Mendengar itu, tanpa pikir panjang Kei segera berbalik, bersiap untuk mengambil langkah seribu, tapi...
BAMMM!!!
Sebuah ledakan besar terjadi dari belakang Kei. Atau bisa dibilang berasal dari tempat dimana Sato berada.
Ledakan itu memberikan gelombang kejut yang menghancurkan jalanan, beberapa tembok bangunan terdekat, dan bahkan tiang listrik juga berhasil dihempaskan tanpa ada masalah yang berarti!
Tentu, gelombang itu juga menghempaskan Kei yang sudah berlari beserta trotoar yang dia pijak. Itu membuat Kei mau tak mau tergulung bersama dengan batuan dan tanah yang terlempar bersamaan.
BAM BAM BAM BAM!!!!
Suara itu terdengar seperti drum yang mengiringi Kei ke kematian, karena sejatinya itu adalah suara ledakan yang terjadi di sekeliling Kei.

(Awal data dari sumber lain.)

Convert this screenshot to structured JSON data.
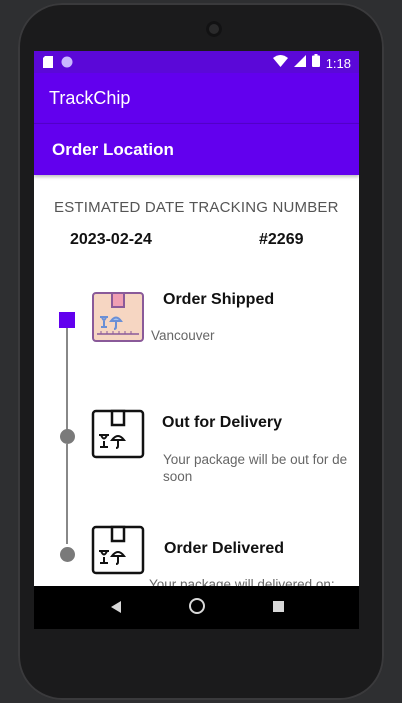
{
  "status_bar": {
    "time": "1:18",
    "icons": [
      "sd-card-icon",
      "circle-icon",
      "wifi-icon",
      "signal-icon",
      "battery-icon"
    ]
  },
  "app_bar": {
    "title": "TrackChip"
  },
  "sub_bar": {
    "title": "Order Location"
  },
  "summary": {
    "estimated_date_label": "ESTIMATED DATE",
    "tracking_number_label": "TRACKING NUMBER",
    "estimated_date": "2023-02-24",
    "tracking_number": "#2269"
  },
  "steps": [
    {
      "title": "Order Shipped",
      "description": "Vancouver",
      "state": "active",
      "icon": "package-icon-colored"
    },
    {
      "title": "Out for Delivery",
      "description": "Your package will be out for de soon",
      "state": "pending",
      "icon": "package-icon"
    },
    {
      "title": "Order Delivered",
      "description": "Your package will delivered on:",
      "state": "pending",
      "icon": "package-icon"
    }
  ],
  "nav": {
    "buttons": [
      "back",
      "home",
      "recents"
    ]
  },
  "colors": {
    "primary": "#6200ee",
    "status_bar": "#5b08d8",
    "timeline_dot": "#7a7a7a",
    "navbar": "#000000"
  }
}
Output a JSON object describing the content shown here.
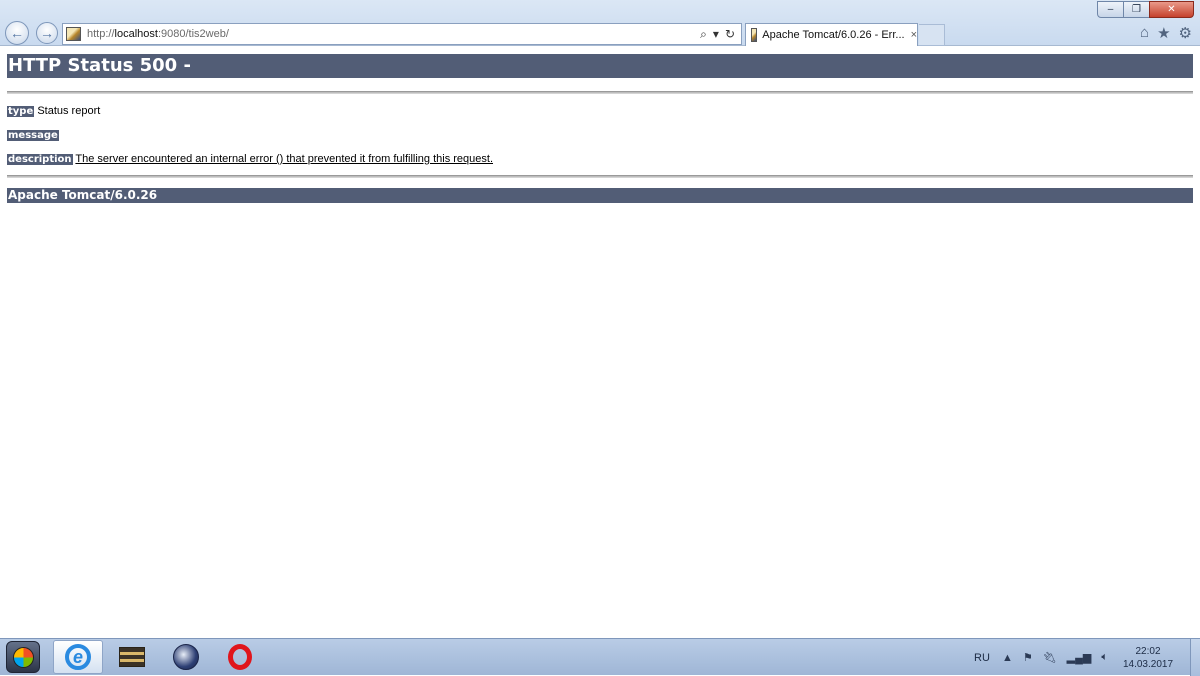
{
  "browser": {
    "address": {
      "prefix": "http://",
      "host": "localhost",
      "rest": ":9080/tis2web/"
    },
    "tab": {
      "title": "Apache Tomcat/6.0.26 - Err...",
      "close": "×"
    },
    "window_controls": {
      "minimize": "–",
      "restore": "❐",
      "close": "✕"
    },
    "address_tools": {
      "search": "⌕",
      "dropdown": "▾",
      "refresh": "↻"
    },
    "toolbar": {
      "home": "⌂",
      "favorites": "★",
      "settings": "⚙"
    },
    "nav": {
      "back": "←",
      "forward": "→"
    }
  },
  "page": {
    "heading": "HTTP Status 500 -",
    "type_label": "type",
    "type_value": "Status report",
    "message_label": "message",
    "message_value": "",
    "description_label": "description",
    "description_value": "The server encountered an internal error () that prevented it from fulfilling this request.",
    "footer": "Apache Tomcat/6.0.26"
  },
  "taskbar": {
    "tray": {
      "language": "RU",
      "show_hidden": "▲",
      "time": "22:02",
      "date": "14.03.2017"
    }
  },
  "colors": {
    "heading_bg": "#525d76",
    "heading_fg": "#ffffff"
  }
}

"Ughh......" Kei mengaduh sesaat ketika dia berusaha keluar dari puing puing yang mengubur tubuhnya.
(Master! Master!! Keii!!! Apa kau baik baik saja?!!) teriakan Yuki terdengar samar di dalam pikiran Kei. Hanya ada suara mendenging yang terdengar di telinga Kei.
Kei juga sedikit menoleh ke sekeliling, tapi pandangannya juga kabur. Yang bisa dia rasakan dengan jelas hanya satu, getaran yang terasa semakin besar, seperti langkah kaki yang datang mendekatinya.
(Kei! Kei! Kei!! Cepat sadarkan dirimu! Kalau tidak, kalau tidak dia akan datang!!)